Sebagian besar warga kemudian dibebaskan, tetapi sejumlah orang masih ditahan hingga 16 Juli untuk diinterogasi lebih lanjut.

0715gPolisi bersenjata menjaga ruang di mana para demonstran ditangkap dan ditahan di Merauke, Papua.

Yoseph Novaris Apay, sekjen Komite Nasional Papua Barat (KNPB) di Merauke, mengatakan aksi itu bertujuan memberitahu DPR RI bahwa rakyat Papua mendukung keanggotaan MSG.

“Tapi, aksi kami dihentikan dan ditangkap oleh polisi bersenjata,” kata Apay.

Mengakui polisi tidak menggunakan kekerasan, katanya, “Secara psikologis, orang merasa terintimidasi ketika mereka dipaksa masuk ke dalam mobil polisi dan dibawa ke kantor polisi.”

Pastor John Djonga dari Keuskupan Jayapura mengatakan kepada ucanews.com bahwa polisi seharusnya tidak mengintimidasi, teror atau penyiksaan warga Papua, karena situasi di Papua telah menjadi perhatian serius di wilayah Asia Pasifik.

MSG secara terbuka mendukung Papua menjadi anggota, katanya.

Papua Nugini, yang sebelumnya mendukung pemerintah Indonesia telah bergeser mendukung Papua Barat sebagai anggota penuh MSG, tambahnya.

“Ini harus memacu pemerintah Indonesia mencari solusi untuk masalah Papua,” kata Pastor Djonga.

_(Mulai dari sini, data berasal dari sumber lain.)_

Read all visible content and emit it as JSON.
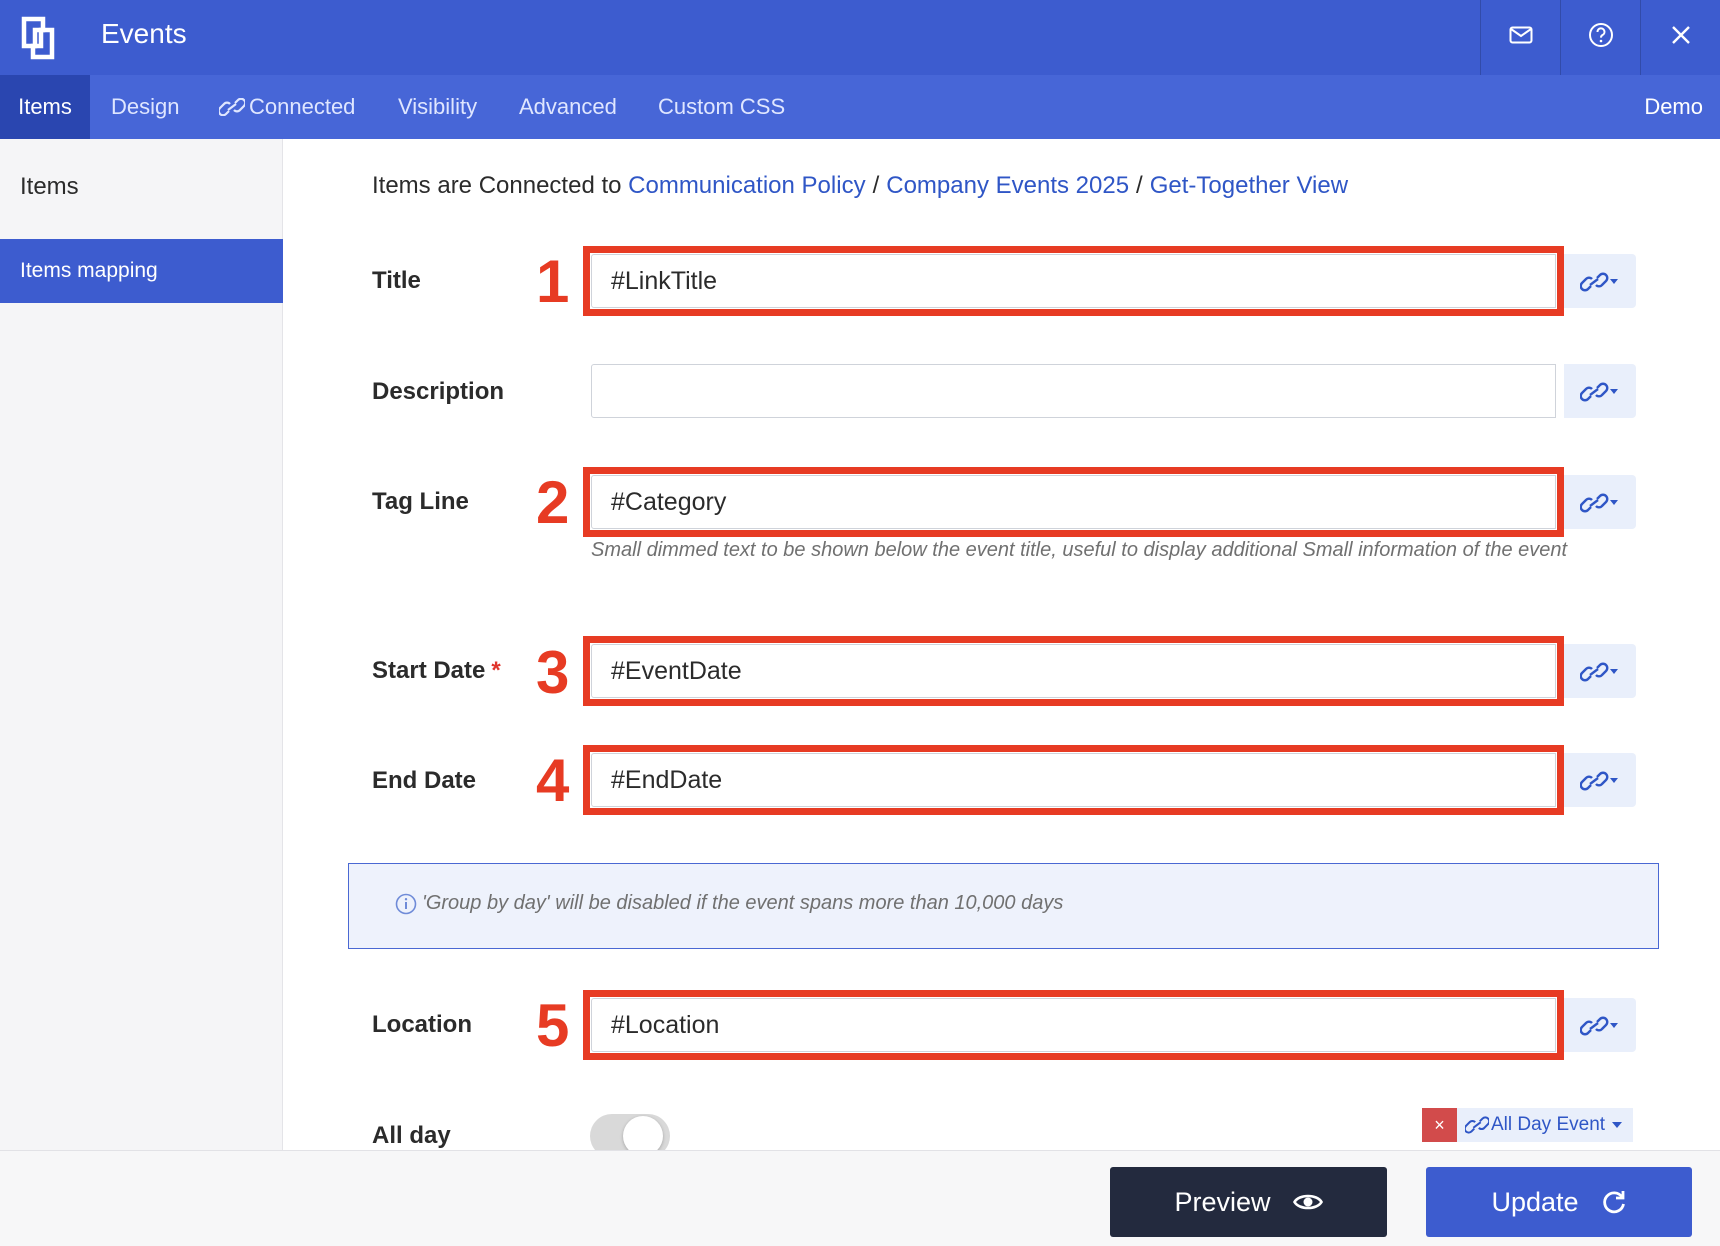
{
  "window": {
    "title": "Events"
  },
  "toolbar": {
    "mail_icon": "mail-icon",
    "help_icon": "help-icon",
    "close_icon": "close-icon"
  },
  "tabs": [
    {
      "label": "Items",
      "active": true
    },
    {
      "label": "Design",
      "active": false
    },
    {
      "label": "Connected",
      "active": false,
      "icon": "link-icon"
    },
    {
      "label": "Visibility",
      "active": false
    },
    {
      "label": "Advanced",
      "active": false
    },
    {
      "label": "Custom CSS",
      "active": false
    }
  ],
  "tabs_right": {
    "label": "Demo"
  },
  "sidebar": {
    "heading": "Items",
    "items": [
      {
        "label": "Items mapping",
        "active": true
      }
    ]
  },
  "breadcrumb": {
    "prefix": "Items are Connected to",
    "links": [
      "Communication Policy",
      "Company Events 2025",
      "Get-Together View"
    ],
    "separator": "/"
  },
  "fields": [
    {
      "label": "Title",
      "value": "#LinkTitle",
      "marker": "1"
    },
    {
      "label": "Description",
      "value": ""
    },
    {
      "label": "Tag Line",
      "value": "#Category",
      "marker": "2",
      "hint": "Small dimmed text to be shown below the event title, useful to display additional Small information of the event"
    },
    {
      "label": "Start Date",
      "value": "#EventDate",
      "marker": "3",
      "required_mark": "*"
    },
    {
      "label": "End Date",
      "value": "#EndDate",
      "marker": "4"
    },
    {
      "label": "Location",
      "value": "#Location",
      "marker": "5"
    }
  ],
  "info": {
    "icon": "info-icon",
    "text": "'Group by day' will be disabled if the event spans more than 10,000 days"
  },
  "all_day": {
    "label": "All day",
    "enabled": false,
    "tag_remove": "×",
    "tag_label": "All Day Event"
  },
  "footer": {
    "preview_label": "Preview",
    "update_label": "Update"
  },
  "colors": {
    "primary": "#3d5ccf",
    "tab_bar": "#4766d7",
    "active_tab": "#2a46b0",
    "highlight": "#e73b23",
    "link": "#2f56c6",
    "preview_button": "#232a3e"
  }
}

Panggrasia Yeem, anggota Parlemen Rakyat, sebuah organisasi hak yang dilarang oleh pemerintah Indonesia dan penyelenggara aksi damai itu, mengatakan tindakan represif polisi merupakan upaya untuk mengekang demokrasi.

Mereka harus tahu bahwa Papua adalah masalah internasional dan tidak dapat diselesaikan dengan menggunakan hukum Indonesia.

“Kami adalah bagian dari Melanesia,” katanya.

Kapolres Merauke, Ajun Komisaris Besar Polisi (AKBP) Taufik Irpan Awaludin, mengatakan para demonstran ditangkap karena mengambil bagian dalam unjuk rasa yang diselenggarakan oleh kelompok-kelompok terlarang – Komite Nasional Papua Barat dan Parlemen Rakyat.

“Kami tidak memberikan izin untuk kelompok-kelompok tertentu untuk menggelar aksi unjuk rasa,” katanya.